If Valve started to routinely do Bad Things on Steam they'd be gone pretty quickly. Many would go to GoG, some just stop buying games. Bad Things do occasionally happen (bad things like those "oops, we don't actually have licenses for the music used in the game you bought" revokes), but Valve keeps succeeding in keeping it to a rather low background noise level. Competitors have two decades of being that good or better to catch up. You can't buy trust, you can just put money into not losing any of the trust that grew over time. When competitors have done that for two decades, Valve, unless they fail in the meantime, will have even more.
I heard the same thing for Discord last month, and reddit and Twitter a few years back. It kind of worked for Twitter due to be outstandiningly bad, but it still didn't "kill" Twitter in the colloquial sense.
I don't see it going down any differently with Steam. It may take a dent and open up a competitor, but it won't do a move so catastrophic that it losses its leader status from that alone.
Which of them are privately owned? In a publicly traded company, there's an inherent logic that people who believe that the company can get by with squeezing customers a little harder will end up with higher projections than those who think it's better to get by with a moderate approach. Price goes up with the bids from the squeezers and occasionally a moderate will sell until eventually the squeezers own an identity-defining fraction.

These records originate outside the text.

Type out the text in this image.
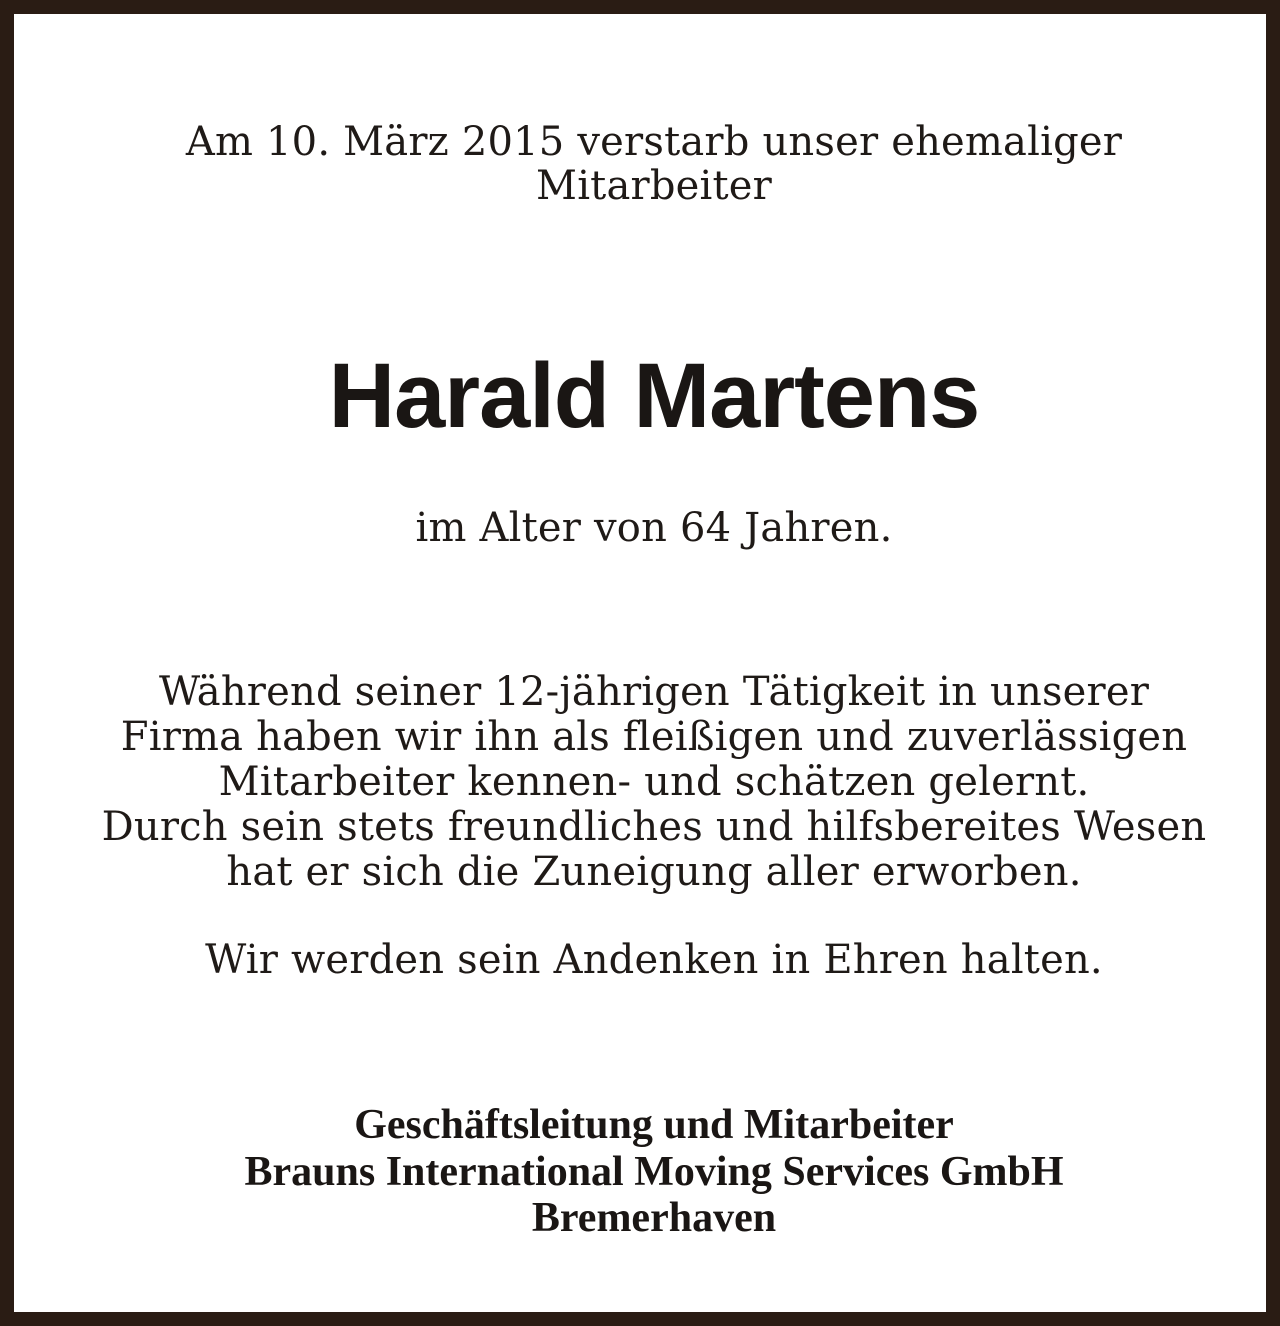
Am 10. März 2015 verstarb unser ehemaliger

Mitarbeiter

Harald Martens

im Alter von 64 Jahren.

Während seiner 12-jährigen Tätigkeit in unserer

Firma haben wir ihn als fleißigen und zuverlässigen

Mitarbeiter kennen- und schätzen gelernt.

Durch sein stets freundliches und hilfsbereites Wesen

hat er sich die Zuneigung aller erworben.

Wir werden sein Andenken in Ehren halten.

Geschäftsleitung und Mitarbeiter

Brauns International Moving Services GmbH

Bremerhaven
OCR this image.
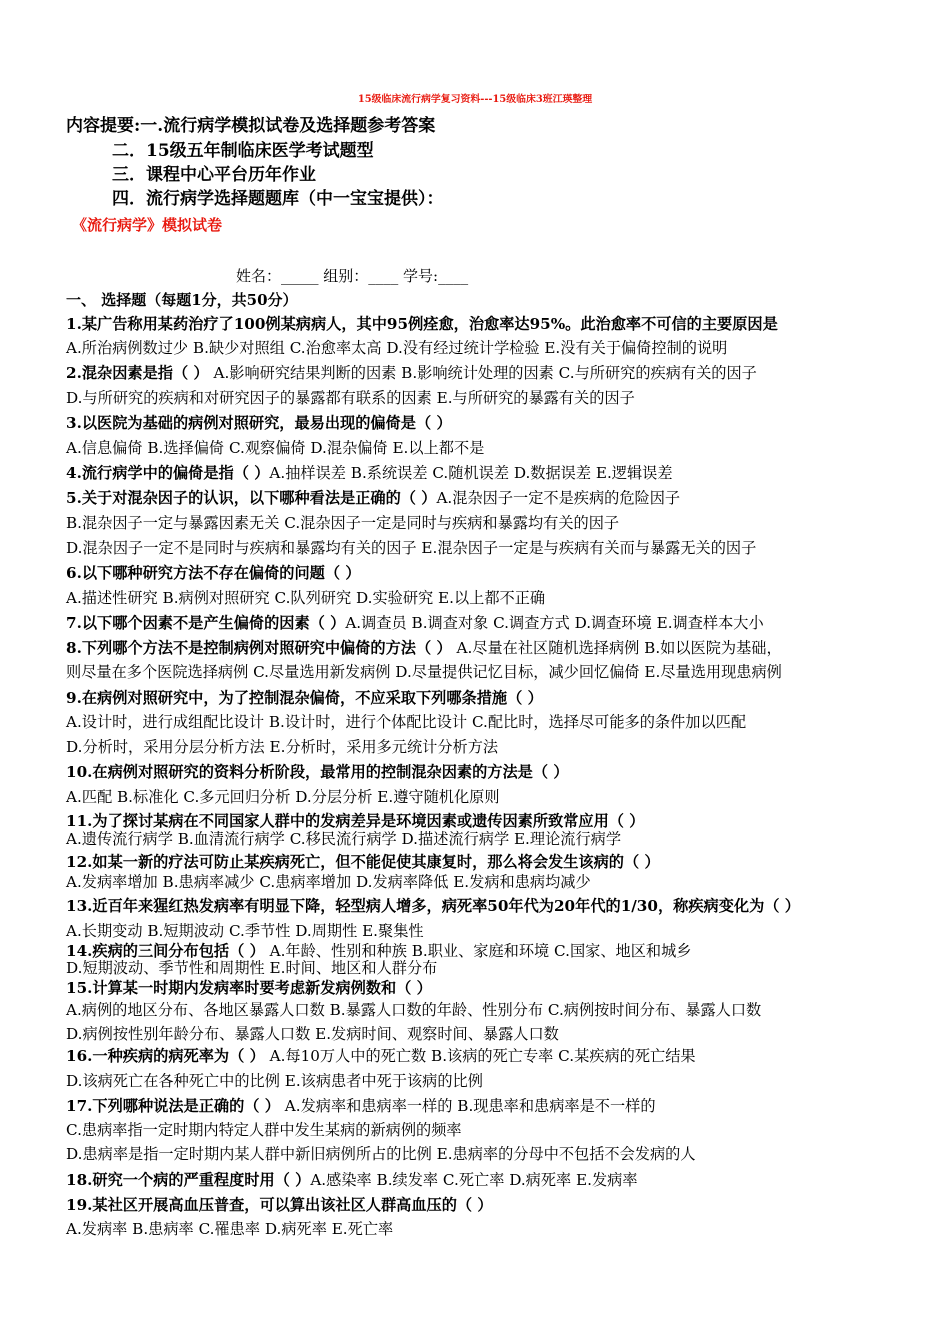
15级临床流行病学复习资料---15级临床3班江瑛整理
内容提要:一.流行病学模拟试卷及选择题参考答案
二．15级五年制临床医学考试题型
三．课程中心平台历年作业
四．流行病学选择题题库（中一宝宝提供）：
《流行病学》模拟试卷
姓名：_____ 组别：____ 学号:____
一、 选择题（每题1分，共50分）
1.某广告称用某药治疗了100例某病病人，其中95例痊愈，治愈率达95%。此治愈率不可信的主要原因是
A.所治病例数过少 B.缺少对照组 C.治愈率太高 D.没有经过统计学检验 E.没有关于偏倚控制的说明
2.混杂因素是指（ ） A.影响研究结果判断的因素 B.影响统计处理的因素 C.与所研究的疾病有关的因子
D.与所研究的疾病和对研究因子的暴露都有联系的因素 E.与所研究的暴露有关的因子
3.以医院为基础的病例对照研究，最易出现的偏倚是（ ）
A.信息偏倚 B.选择偏倚 C.观察偏倚 D.混杂偏倚 E.以上都不是
4.流行病学中的偏倚是指（ ）A.抽样误差 B.系统误差 C.随机误差 D.数据误差 E.逻辑误差
5.关于对混杂因子的认识，以下哪种看法是正确的（ ）A.混杂因子一定不是疾病的危险因子
B.混杂因子一定与暴露因素无关 C.混杂因子一定是同时与疾病和暴露均有关的因子
D.混杂因子一定不是同时与疾病和暴露均有关的因子 E.混杂因子一定是与疾病有关而与暴露无关的因子
6.以下哪种研究方法不存在偏倚的问题（ ）
A.描述性研究 B.病例对照研究 C.队列研究 D.实验研究 E.以上都不正确
7.以下哪个因素不是产生偏倚的因素（ ）A.调查员 B.调查对象 C.调查方式 D.调查环境 E.调查样本大小
8.下列哪个方法不是控制病例对照研究中偏倚的方法（ ） A.尽量在社区随机选择病例 B.如以医院为基础，
则尽量在多个医院选择病例 C.尽量选用新发病例 D.尽量提供记忆目标，减少回忆偏倚 E.尽量选用现患病例
9.在病例对照研究中，为了控制混杂偏倚，不应采取下列哪条措施（ ）
A.设计时，进行成组配比设计 B.设计时，进行个体配比设计 C.配比时，选择尽可能多的条件加以匹配
D.分析时，采用分层分析方法 E.分析时，采用多元统计分析方法
10.在病例对照研究的资料分析阶段，最常用的控制混杂因素的方法是（ ）
A.匹配 B.标准化 C.多元回归分析 D.分层分析 E.遵守随机化原则
11.为了探讨某病在不同国家人群中的发病差异是环境因素或遗传因素所致常应用（ ）
A.遗传流行病学 B.血清流行病学 C.移民流行病学 D.描述流行病学 E.理论流行病学
12.如某一新的疗法可防止某疾病死亡，但不能促使其康复时，那么将会发生该病的（ ）
A.发病率增加 B.患病率减少 C.患病率增加 D.发病率降低 E.发病和患病均减少
13.近百年来猩红热发病率有明显下降，轻型病人增多，病死率50年代为20年代的1/30，称疾病变化为（ ）
A.长期变动 B.短期波动 C.季节性 D.周期性 E.聚集性
14.疾病的三间分布包括（ ） A.年龄、性别和种族 B.职业、家庭和环境 C.国家、地区和城乡
D.短期波动、季节性和周期性 E.时间、地区和人群分布
15.计算某一时期内发病率时要考虑新发病例数和（ ）
A.病例的地区分布、各地区暴露人口数 B.暴露人口数的年龄、性别分布 C.病例按时间分布、暴露人口数
D.病例按性别年龄分布、暴露人口数 E.发病时间、观察时间、暴露人口数
16.一种疾病的病死率为（ ） A.每10万人中的死亡数 B.该病的死亡专率 C.某疾病的死亡结果
D.该病死亡在各种死亡中的比例 E.该病患者中死于该病的比例
17.下列哪种说法是正确的（ ） A.发病率和患病率一样的 B.现患率和患病率是不一样的
C.患病率指一定时期内特定人群中发生某病的新病例的频率
D.患病率是指一定时期内某人群中新旧病例所占的比例 E.患病率的分母中不包括不会发病的人
18.研究一个病的严重程度时用（ ）A.感染率 B.续发率 C.死亡率 D.病死率 E.发病率
19.某社区开展高血压普查，可以算出该社区人群高血压的（ ）
A.发病率 B.患病率 C.罹患率 D.病死率 E.死亡率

Valve only is what it is because of the ownership structure, its closeness to being bootstrapped (I assume that in reality ownership is a little more complicated, but close enough)

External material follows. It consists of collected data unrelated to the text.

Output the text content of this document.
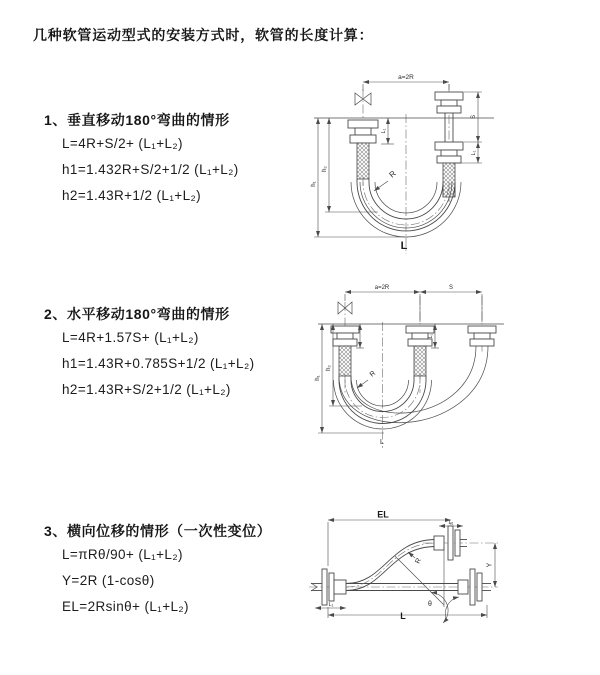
几种软管运动型式的安装方式时，软管的长度计算：
1、垂直移动180°弯曲的情形
L=4R+S/2+ (L₁+L₂)
h1=1.432R+S/2+1/2 (L₁+L₂)
h2=1.43R+1/2 (L₁+L₂)
2、水平移动180°弯曲的情形
L=4R+1.57S+ (L₁+L₂)
h1=1.43R+0.785S+1/2 (L₁+L₂)
h2=1.43R+S/2+1/2 (L₁+L₂)
3、横向位移的情形（一次性变位）
L=πRθ/90+ (L₁+L₂)
Y=2R (1-cosθ)
EL=2Rsinθ+ (L₁+L₂)
a=2R
h₁
h₂
S
L₁
L₁
R
L
a=2R	S
h₁
h₂
L₁
R
L
EL
L₁
θ
R
Y
L₁
L
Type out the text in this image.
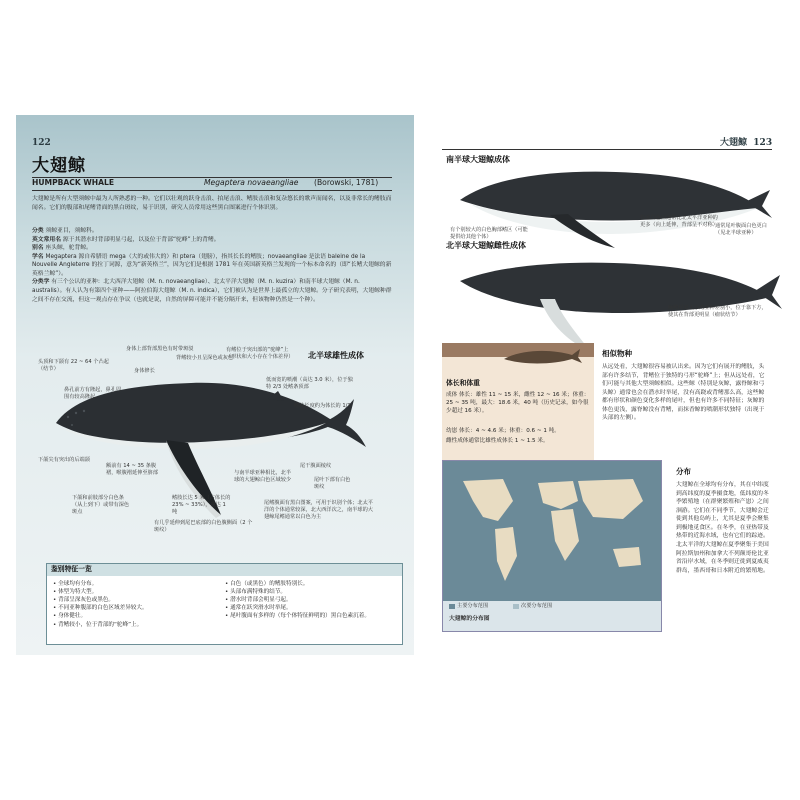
122

大翅鲸

HUMPBACK WHALE	Megaptera novaeangliae (Borowski, 1781)

大翅鲸是所有大型须鲸中最为人所熟悉的一种。它们以壮观的跃身击浪、拍尾击浪、鳍肢击浪和复杂悠长的歌声而闻名，以及非常长的鳍肢而闻名。它们的腹部和尾鳍背面的黑白斑纹，易于识别，研究人员常用这些黑白图案进行个体识别。

分类 须鲸亚目，须鲸科。

英文常用名 源于其潜水时背部明显弓起，以及位于背部“驼峰”上的背鳍。

别名 座头鲸，驼背鲸。

学名 Megaptera 源自希腊语 mega（大的或伟大的）和 ptera（翅膀），指其长长的鳍肢；novaeangliae 是法语 baleine de la Nouvelle Angleterre 的拉丁词源，意为“新英格兰”，因为它们是根据 1781 年在英国新英格兰发现的一个标本命名的（即“长鳍大翅鲸的新英格兰鲸”）。

分类学 有三个公认的亚种：北大西洋大翅鲸（M. n. novaeangliae）、北太平洋大翅鲸（M. n. kuzira）和南半球大翅鲸（M. n. australis）。有人认为有第四个亚种——阿拉伯海大翅鲸（M. n. indica），它们被认为是世界上最孤立的大翅鲸。分子研究表明，大翅鲸种群之间不存在交流，但这一观点存在争议（也就是说，自然的屏障可能并不能分隔开来，但该物种仍然是一个种）。

北半球雄性成体

头顶和下颌有 22 ~ 64 个凸起（结节）

鼻孔前方有隆起，鼻孔周围有较高隆起

身体上部背部黑色有时带斑驳

身体修长

背鳍较小且呈深色或灰色

有鳍位于突出部的“驼峰”上（形状和大小存在个体差异）

低而宽的喷潮（高达 3.0 米），位于独特 2/3 处鳍条顶部

鳍肢长度约为体长的 1/3

下颌尖有突出的后端颌

额前有 14 ~ 35 条腹褶，喉腹褶延伸至脐部

尾干腹面棱纹

下颌和前肢部分白色条（从上到下）或带有深色斑点

鳍肢长达 5 米（占体长的 23% ~ 33%），重达 1 吨

与南半球亚种相比，北半球的大翅鲸白色区域较少	尾叶下部有白色斑纹

有几乎延伸到尾巴底部的白色腹侧面（2 个斑纹）

尾鳍腹面有黑白图案，可用于识别个体；北太平洋的个体通常较深，北大西洋次之，南半球的大翅鲸尾鳍通常以白色为主

鉴别特征一览

• 全球均有分布。

• 体型为特大型。

• 背部呈深灰色或黑色。

• 不同亚种腹部的白色区域差异较大。

• 身体健壮。

• 背鳍较小，位于背部的“驼峰”上。

• 白色（或黑色）的鳍肢特别长。

• 头部布满特殊的结节。

• 潜水时背部会明显弓起。

• 通常在跃突滑水时举尾。

• 尾叶腹面有多样的（每个体特征鲜明的）黑白色素沉着。

大翅鲸 123

南半球大翅鲸成体

有个别较大的白色胸部鳍区（可能提供给其他个体）

腹部白色区通常比北太平洋亚种的更多（向上延伸，背部呈不对称）

通常尾叶腹面白色更白（见北半球亚种）

北半球大翅鲸雌性成体

胸鳍相对大小的亚种差别小，位于靠下方，使其在背部更明显（瘤状结节）

体长和体重

成体 体长：雄性 11 ~ 15 米，雌性 12 ~ 16 米；体重：25 ~ 35 吨，最大：18.6 米，40 吨（历史记录，如今很少超过 16 米）。

幼崽 体长：4 ~ 4.6 米；体重：0.6 ~ 1 吨。

雌性成体通常比雄性成体长 1 ~ 1.5 米。

相似物种

从远处看，大翅鲸很容易被认出来。因为它们有展开的鳍肢，头部有许多结节，背鳍位于独特的弓形“驼峰”上；但从远处看，它们可能与其他大型须鲸相似。这些鲸（特别是灰鲸，露脊鲸和弓头鲸）通常也会在潜水时举尾，没有高跷或背鳍那么高，这些鲸都有形状和颜色变化多样的尾叶，但也有许多不同特征；灰鲸的体色更浅，露脊鲸没有背鳍，而抹香鲸的喷潮形状独特（出现于头部的左侧）。

分布

大翅鲸在全球均有分布，其在中纬度到高纬度的夏季摄食地，低纬度的冬季繁殖地（在群聚繁殖和产崽）之间洄游。它们在不同季节，大翅鲸会迁徙到其他岛屿上，尤其是夏季会聚集到极地觅食区。在冬季，在亚热带及热带的近海水域，也有它们的踪迹。北太平洋的大翅鲸在夏季聚集于美国阿拉斯加州和加拿大不列颠哥伦比亚省沿岸水域，在冬季则迁徙到夏威夷群岛，墨西哥和日本附近的繁殖地。

主要分布范围	次要分布范围

大翅鲸的分布图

We could also call those squeezers "optimists", and publicly traded implies ownership by the most optimistic (well, the most optimistic who have money to invest). Leading to behavior patterns that could be described as suicidally chasing the most unrealistic money making projections. (and founder majority stakes are surprisingly susceptible to falling in line with those optimists, because those owners still don't want to see their valuation going down, doubly so of they ever started borrowing against their stakes)
"pretty quickly" is a few years, not one month. Chrome dominated the browser market pretty quickly even though the richer bigger company microsoft already had most of the browser marketshare, and that was 3 years. Before those 3 years it seemed like nobody would be able to make a dent in microsofts monopoly, and then it was gone in just 3 years.
If steams fumbles as hard as microsoft did with internet explorer they too could be mostly gone in 3 years, replaced by a giant competitors product.
The Reddit blackout is coming on 3 years old now. The twitter kerfuffle is almost 4? I'm not holding my breath.
And yes, chrome is a great example. That came right on the legs of Microsoft losing an anti trust case. For something that seems so quaint in 2026. I miss when regulations had teeth.
It being a good service is secondary.